The concept has been done before and much better:

see here: http://www.pouet.net/prod.php?which=62917

It seems the creator of this demo managed to fit that into 256 bytes including the unpacker.  Here are some of the things he says about his demo:

There are 64 pseudo random brush strokes of cycling color. Each stroke is shorter than previous to increase details. Intro code generates set of random numbers starting from initial 32bit seed with Galois LFSRs as a PRNG. This set is used to control direction of brush movement and and starting position. Each stroke has initial 16bit value that influences the seed. Therefore data is 4 bytes (initial seed) + 64*2 bytes of stroke PRNG seeds. Picture of Mona Lisa (3072 bytes) was compressed to those random brush strokes by external optimization program (a few days of work for modern CPU/GPU combo). The process can be seen as lossy compression (23x) of picture into random brush movements.
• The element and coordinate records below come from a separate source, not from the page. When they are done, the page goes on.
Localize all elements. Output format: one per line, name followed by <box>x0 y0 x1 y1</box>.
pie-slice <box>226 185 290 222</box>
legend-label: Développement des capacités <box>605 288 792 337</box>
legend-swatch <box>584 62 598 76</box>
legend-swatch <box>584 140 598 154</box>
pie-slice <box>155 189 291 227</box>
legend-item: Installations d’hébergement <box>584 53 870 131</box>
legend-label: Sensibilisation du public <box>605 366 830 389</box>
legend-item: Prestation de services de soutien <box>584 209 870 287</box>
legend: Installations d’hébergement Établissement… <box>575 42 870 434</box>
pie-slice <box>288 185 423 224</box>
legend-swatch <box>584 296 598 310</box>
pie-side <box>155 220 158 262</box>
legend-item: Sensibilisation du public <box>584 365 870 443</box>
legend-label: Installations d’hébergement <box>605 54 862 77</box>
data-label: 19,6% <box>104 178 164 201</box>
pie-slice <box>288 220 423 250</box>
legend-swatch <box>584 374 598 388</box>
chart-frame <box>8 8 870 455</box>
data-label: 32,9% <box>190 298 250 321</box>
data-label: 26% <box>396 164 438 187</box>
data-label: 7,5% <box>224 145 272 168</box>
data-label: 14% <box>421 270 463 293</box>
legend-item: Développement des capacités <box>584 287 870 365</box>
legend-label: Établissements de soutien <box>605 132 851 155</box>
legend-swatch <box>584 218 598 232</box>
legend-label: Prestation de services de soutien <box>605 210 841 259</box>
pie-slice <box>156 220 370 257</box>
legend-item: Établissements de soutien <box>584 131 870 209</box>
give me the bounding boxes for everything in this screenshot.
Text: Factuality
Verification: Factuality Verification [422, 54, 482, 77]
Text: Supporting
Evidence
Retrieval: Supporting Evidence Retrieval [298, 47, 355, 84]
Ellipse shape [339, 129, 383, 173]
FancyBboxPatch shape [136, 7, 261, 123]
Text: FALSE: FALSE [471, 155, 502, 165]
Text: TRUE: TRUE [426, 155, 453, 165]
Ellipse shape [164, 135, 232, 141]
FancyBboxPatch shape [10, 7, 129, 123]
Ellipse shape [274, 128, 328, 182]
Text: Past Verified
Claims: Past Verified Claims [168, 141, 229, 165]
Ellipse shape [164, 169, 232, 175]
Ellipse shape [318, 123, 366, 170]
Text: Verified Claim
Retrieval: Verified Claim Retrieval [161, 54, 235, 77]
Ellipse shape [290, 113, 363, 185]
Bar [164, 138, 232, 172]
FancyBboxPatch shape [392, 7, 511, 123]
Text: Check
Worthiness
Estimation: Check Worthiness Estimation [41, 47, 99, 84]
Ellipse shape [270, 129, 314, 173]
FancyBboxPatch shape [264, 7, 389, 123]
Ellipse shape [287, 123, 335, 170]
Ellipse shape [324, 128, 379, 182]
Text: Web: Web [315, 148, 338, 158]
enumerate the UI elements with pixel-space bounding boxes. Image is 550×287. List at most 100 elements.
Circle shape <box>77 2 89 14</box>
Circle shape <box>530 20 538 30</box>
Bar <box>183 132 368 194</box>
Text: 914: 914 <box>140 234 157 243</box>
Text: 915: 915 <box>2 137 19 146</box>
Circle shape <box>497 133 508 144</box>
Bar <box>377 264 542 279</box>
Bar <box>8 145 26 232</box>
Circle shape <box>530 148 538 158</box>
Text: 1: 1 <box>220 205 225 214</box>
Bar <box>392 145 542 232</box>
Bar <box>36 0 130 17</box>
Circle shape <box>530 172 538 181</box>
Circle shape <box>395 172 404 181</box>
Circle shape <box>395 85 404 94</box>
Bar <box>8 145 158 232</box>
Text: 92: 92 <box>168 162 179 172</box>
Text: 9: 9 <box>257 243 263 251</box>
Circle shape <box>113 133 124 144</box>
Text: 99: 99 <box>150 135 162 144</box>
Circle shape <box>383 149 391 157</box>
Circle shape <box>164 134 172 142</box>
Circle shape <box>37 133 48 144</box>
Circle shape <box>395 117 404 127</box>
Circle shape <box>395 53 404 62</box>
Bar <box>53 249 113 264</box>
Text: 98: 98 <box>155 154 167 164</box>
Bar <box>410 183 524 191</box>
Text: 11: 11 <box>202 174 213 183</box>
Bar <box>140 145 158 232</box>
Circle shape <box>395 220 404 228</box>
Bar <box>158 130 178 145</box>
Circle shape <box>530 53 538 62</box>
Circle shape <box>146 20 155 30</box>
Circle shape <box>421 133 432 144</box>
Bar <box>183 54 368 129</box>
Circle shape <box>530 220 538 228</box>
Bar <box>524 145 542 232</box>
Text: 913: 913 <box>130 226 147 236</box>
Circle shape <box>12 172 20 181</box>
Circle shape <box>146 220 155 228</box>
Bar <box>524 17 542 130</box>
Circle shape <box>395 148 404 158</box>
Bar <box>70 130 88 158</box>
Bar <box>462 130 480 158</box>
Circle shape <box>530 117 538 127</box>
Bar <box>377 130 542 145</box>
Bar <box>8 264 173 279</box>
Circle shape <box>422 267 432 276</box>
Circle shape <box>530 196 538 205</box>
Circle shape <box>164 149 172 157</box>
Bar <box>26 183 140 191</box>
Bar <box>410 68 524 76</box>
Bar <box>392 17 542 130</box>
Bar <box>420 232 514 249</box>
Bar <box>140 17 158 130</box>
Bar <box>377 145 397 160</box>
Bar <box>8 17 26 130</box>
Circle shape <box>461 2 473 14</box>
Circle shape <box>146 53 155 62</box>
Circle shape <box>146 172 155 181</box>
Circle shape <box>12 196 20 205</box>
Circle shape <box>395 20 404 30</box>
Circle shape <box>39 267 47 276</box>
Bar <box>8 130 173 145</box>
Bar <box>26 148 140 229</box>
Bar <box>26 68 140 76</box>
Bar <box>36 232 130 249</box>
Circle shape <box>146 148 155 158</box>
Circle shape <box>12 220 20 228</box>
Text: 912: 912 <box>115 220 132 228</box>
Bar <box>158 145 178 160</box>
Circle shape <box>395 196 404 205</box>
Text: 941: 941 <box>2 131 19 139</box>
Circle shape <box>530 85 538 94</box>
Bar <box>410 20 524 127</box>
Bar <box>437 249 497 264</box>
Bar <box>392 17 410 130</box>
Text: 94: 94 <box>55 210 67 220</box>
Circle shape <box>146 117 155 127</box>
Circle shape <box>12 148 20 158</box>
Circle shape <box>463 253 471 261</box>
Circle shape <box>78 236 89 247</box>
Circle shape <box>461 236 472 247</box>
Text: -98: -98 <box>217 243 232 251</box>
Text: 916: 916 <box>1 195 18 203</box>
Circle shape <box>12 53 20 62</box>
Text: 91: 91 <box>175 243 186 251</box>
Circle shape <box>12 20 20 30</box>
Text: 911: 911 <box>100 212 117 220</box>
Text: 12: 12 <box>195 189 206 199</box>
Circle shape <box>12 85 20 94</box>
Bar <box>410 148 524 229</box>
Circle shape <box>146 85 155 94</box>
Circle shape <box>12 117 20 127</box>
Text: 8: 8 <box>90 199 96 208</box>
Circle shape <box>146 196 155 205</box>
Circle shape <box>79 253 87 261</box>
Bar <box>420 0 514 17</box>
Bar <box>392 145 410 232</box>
The seeds were found with iterative brute-force approach. Each brush stroke is a layer which covers the previous one, therefore is mostly independent in calculations. For each layer there is a 16bit seed to be found that generates the best picture possible. Therefore there are 64 layers * 65536 possible values per layer and the program iterates through all of them (4 million of combinations – acceptable). This should be done for each initial 32bit seed (means *4 billion combinations) but can be performed in parallel. I’ve checked only a few thousands of randomly chosen initial seeds to find a nice looking picture. Details mask had to be used to multiply difference error on critical parts of the picture (eyes, nose, mouth). Otherwise too many details were put in the background.